Football Analytics - Conclusion
Choosing the best model to predict or understand data can be a bit like choosing the right tool from a toolbox, it really depends on what you’re working with. In our case, we tested a bunch of models on the same task, and the goal was simple: find the one that makes the best predictions. We used different types of models, some that are simple and old-school, others that are more advanced, and looked at how accurate and reliable each one was.
The first big takeaway is that models that combine many simple decisions, like XGBoost, Random Forests, and Gradient Boosting, tend to perform the best. These models don’t try to guess all at once; instead, they take turns, learning from each other’s mistakes. That teamwork pays off. In fact, XGBoost came out on top in every category, it had the best balance between accuracy and consistency. That means it not only got answers right most often, but it did so in a steady and dependable way.
On the flip side, simpler models like the basic versions of Naïve Bayes didn’t do so well. These models work by making strong assumptions about the data, and if those assumptions aren’t true, the results can be pretty weak. This happened here, especially for the Multinomial Naïve Bayes, which struggled to make good predictions. That doesn’t mean it’s useless, it just means it needs the right kind of data to shine.
Another interesting point is that even solid, commonly used models like Logistic Regression and Decision Trees held their own. They were more accurate than many of the simpler models and easier to understand than some of the super complex ones. This makes them great for situations where you want both performance and clarity.
In the end, the main message is clear: there’s no one-size-fits-all model. If you want the best results, especially when you have mixed types of data (like numbers and categories together), models like XGBoost and Random Forests are safe bets. But if you value speed, simplicity, or transparency, simpler models still have a place. The real trick is knowing your data and picking the model that plays to its strengths.
Bar Plot of Model Accuracies
Future Work: Moving Towards Regression
Venn Diagram of ML Models
While classification provides valuable insights into value categories, a natural and potentially more impactful extension is to predict the specific numerical market value of a player using regression techniques. Future studies could explore:
- Regression Model Implementation:
- Tree-Based Ensemble Regressors: Implement regression counterparts of the top-performing classifiers: Random Forest Regressor, Gradient Boosting Regressor, and XGBoost Regressor. These are often effective for tabular regression tasks.

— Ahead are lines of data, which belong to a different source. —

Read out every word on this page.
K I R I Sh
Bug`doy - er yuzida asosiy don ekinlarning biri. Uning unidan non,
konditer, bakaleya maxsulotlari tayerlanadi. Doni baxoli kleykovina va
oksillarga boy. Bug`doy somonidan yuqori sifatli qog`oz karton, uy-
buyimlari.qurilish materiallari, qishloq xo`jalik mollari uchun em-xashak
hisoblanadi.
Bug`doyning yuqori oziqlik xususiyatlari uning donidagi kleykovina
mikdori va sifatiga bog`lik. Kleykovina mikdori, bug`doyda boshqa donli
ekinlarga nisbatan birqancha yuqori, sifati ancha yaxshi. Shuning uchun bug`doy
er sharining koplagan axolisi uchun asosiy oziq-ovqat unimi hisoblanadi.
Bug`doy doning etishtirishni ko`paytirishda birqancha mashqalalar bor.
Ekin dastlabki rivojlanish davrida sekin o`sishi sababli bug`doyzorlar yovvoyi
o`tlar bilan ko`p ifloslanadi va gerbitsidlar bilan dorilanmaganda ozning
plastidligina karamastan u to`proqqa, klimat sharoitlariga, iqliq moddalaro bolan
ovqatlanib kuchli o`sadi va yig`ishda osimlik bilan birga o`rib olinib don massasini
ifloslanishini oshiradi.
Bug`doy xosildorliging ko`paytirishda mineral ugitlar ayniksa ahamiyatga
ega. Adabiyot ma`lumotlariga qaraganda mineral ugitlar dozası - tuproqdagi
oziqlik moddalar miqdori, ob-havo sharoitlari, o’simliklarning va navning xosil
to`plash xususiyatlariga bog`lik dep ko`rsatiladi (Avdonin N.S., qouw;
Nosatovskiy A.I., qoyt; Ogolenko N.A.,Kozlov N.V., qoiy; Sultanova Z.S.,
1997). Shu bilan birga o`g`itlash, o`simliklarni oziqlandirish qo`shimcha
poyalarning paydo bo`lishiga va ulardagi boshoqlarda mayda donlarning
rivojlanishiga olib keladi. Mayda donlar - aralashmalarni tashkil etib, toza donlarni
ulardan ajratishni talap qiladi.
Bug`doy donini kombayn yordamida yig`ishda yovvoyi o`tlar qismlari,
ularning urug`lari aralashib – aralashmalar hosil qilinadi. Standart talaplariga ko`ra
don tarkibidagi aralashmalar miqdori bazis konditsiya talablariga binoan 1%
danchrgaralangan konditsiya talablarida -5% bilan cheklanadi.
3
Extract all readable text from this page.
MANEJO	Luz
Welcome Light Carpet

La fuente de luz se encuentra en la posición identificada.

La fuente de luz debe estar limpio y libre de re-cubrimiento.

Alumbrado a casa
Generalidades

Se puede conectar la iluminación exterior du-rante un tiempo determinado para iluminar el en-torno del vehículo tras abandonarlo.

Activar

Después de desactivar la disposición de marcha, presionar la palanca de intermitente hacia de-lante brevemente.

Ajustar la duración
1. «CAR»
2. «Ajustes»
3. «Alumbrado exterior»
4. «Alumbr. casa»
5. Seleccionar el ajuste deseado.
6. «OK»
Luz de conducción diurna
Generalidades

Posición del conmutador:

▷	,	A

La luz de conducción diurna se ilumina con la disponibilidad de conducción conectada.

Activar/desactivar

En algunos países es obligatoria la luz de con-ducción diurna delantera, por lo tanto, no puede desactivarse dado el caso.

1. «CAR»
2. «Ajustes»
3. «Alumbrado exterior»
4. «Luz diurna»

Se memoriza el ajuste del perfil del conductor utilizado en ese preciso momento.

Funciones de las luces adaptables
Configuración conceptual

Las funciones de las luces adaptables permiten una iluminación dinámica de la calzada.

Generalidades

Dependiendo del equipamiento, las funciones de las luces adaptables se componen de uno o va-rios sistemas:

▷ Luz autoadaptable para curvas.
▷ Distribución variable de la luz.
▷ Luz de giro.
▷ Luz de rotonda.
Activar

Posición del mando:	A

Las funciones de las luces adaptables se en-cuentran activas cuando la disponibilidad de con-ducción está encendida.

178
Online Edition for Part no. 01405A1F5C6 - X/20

- Linear Models: Use Linear Regression, Ridge, Lasso, or Elastic Net as baselines and potentially effective models if relationships are somewhat linear or if feature selection via regularization is desired.
- Support Vector Regression (SVR): Explore SVR with different kernels to capture non-linear value trends.
- Neural Networks: Design feed-forward neural networks or potentially more complex architectures (if incorporating time-series performance data) to model intricate patterns, though requiring more data and careful tuning.
- Advanced Feature Engineering:
- Develop more sophisticated features, such as player performance indices, age-weighted performance metrics, interaction terms (e.g., goals scored * league strength), or features derived from sequential performance data (e.g., improvement trends over seasons).
- Incorporate external data like team strength, league reputation, detailed injury history, or even sentiment analysis from news/social media regarding a player.
-
Time-Series Considerations: If detailed seasonal data is available, model player value progression over time using techniques sensitive to temporal dependencies (e.g., LSTMs, ARIMA models adapted for panel data).
-
Enhanced Data & Granularity: Utilize larger datasets covering more leagues, player tiers, and historical periods. Incorporate more granular data like detailed positional roles (e.g., deep-lying playmaker vs. box-to-box midfielder) or event data from matches (e.g., xG, xA).
- Model Interpretability for Regression: Employ techniques like SHAP or LIME to understand which features drive the predicted numerical value for individual players, providing actionable insights beyond just accuracy metrics (e.g., Mean Absolute Error, RMSE).
By pursuing these regression-focused avenues, the analysis can move from categorical bucketing to precise market value estimation, offering deeper insights for scouting, player management, and financial planning within football clubs.